During the upwelling along the southern coast, the volume of wate

During the upwelling along the southern coast, the volume of water transported to the upper layer was larger than that off the northern coast, and the water mass was brought up from depths greater than 60 m (see Figures 7a, 7b and Figure 8). During the upwelling event along the northern coast, water was transported to the surface mainly from the depth range of selleck 21–41 m. There was a remarkable decrease from 3.7 × 108 m2 to 1.08 × 107 m2 in the amount of water transported to the surface from the 41–55 m depth range; hence, the maximum depth

influenced by the upwelling along the northern coast was about 55 m.
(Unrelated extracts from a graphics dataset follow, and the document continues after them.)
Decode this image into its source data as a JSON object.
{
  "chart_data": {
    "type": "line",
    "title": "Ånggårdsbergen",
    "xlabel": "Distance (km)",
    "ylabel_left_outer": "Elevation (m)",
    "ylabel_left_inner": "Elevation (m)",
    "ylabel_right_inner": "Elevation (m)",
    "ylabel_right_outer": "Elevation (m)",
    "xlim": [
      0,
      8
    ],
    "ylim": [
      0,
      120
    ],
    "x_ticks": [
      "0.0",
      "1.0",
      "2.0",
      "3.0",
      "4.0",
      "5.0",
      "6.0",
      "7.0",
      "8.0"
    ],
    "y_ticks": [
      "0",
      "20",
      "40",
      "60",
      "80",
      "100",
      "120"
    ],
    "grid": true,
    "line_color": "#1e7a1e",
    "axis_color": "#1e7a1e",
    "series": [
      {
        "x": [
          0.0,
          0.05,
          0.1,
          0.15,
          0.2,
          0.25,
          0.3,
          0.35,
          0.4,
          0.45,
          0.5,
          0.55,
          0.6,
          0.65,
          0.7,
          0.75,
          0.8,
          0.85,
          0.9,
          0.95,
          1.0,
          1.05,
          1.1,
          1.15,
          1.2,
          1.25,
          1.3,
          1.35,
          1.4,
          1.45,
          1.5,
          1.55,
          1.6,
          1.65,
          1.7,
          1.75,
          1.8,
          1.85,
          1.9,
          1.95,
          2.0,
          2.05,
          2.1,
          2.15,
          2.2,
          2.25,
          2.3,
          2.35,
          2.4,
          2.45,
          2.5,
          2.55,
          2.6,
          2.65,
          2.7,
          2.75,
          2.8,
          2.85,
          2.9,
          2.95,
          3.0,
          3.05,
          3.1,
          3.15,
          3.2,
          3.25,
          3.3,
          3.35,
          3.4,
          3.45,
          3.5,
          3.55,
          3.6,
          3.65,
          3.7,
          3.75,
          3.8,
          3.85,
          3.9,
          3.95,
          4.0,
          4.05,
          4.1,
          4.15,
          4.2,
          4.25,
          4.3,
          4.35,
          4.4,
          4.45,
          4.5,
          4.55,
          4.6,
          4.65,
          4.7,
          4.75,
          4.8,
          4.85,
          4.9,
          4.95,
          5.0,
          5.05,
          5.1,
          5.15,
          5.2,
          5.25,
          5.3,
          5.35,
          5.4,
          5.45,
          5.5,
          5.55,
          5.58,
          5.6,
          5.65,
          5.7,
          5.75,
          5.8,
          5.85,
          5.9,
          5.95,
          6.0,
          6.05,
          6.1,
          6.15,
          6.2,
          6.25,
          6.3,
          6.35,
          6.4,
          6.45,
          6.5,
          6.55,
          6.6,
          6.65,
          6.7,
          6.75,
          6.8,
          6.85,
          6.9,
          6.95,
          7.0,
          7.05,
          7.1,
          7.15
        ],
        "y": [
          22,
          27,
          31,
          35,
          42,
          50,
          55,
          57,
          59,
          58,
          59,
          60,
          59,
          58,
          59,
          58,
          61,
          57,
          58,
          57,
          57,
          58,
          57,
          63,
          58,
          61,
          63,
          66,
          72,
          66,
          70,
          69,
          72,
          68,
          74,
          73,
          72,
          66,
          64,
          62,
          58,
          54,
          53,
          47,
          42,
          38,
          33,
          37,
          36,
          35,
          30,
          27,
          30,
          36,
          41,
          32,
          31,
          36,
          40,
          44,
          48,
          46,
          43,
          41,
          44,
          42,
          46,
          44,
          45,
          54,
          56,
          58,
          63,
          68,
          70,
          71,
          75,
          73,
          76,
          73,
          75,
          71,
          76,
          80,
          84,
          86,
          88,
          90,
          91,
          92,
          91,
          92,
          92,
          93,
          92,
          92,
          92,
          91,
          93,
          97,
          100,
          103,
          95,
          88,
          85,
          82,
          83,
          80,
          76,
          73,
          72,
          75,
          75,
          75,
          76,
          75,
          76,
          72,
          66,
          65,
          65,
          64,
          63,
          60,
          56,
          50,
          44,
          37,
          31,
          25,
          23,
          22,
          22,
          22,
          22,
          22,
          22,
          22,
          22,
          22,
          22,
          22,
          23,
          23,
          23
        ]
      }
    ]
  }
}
In the case of the upwelling along the southern coast, such a depth interval with a rapid decrease of upwelled water volume was not detected; the volume of upwelled water decreased more or less uniformly with depth. The Antidiabetic Compound Library contribution from deeper layers during the upwelling with reduced wind stress (τ = 0.5 τ0) was lower for the upwelling events along both the northern and the southern coasts (see Figures 7b, 7d and Figure 8). The maximum depth influenced by the upwelling also fell to 45 m for the northern and 65 m for the

southern coast. In Figure 8 the shapes of the curves of transported water volume have been transformed into straight lines for both upwelling cases. Comparison of the changes in transported volumes during the upwelling along the northern coast with reduced wind stress from depths of 15–45 m with the results for the upwelling along the southern coast with reduced wind stress shows that transport from intermediate layers was reduced remarkably: the volume of water transported from 21 m depth was more than 50% smaller, but for the deepest layers, the decrease was 10 times larger. According to Lentz & Chapman (2004), the vertical position of the onshore

return flow that balances the offshore Ekman transport in an idealized case of stationary 2D upwelling is controlled by the Burger number S = αN/f, where α is the bottom slope, N is the buoyancy frequency and f is the Coriolis parameter. For ≪ 1 (weak stratification), bottom stress balances wind stress, and the onshore return flow is primarily in the bottom boundary layer. DOK2 For S ≈ 1 or more (strong stratification), the cross-shelf momentum flux divergence balances wind stress and the onshore return flow is in the interior. Despite the fact that real upwelling events in the Gulf of Finland are neither stationary nor two-dimensional, the finding by Lentz & Chapman (2004) may be used for the qualitative interpretation of the results obtained in this study. The estimates of the Burger number retrieved from the simulations were found to vary within the respective ranges of S = 0.3–1.2 and S = 0.2–0.9 for the upwellings along the southern and the northern coasts.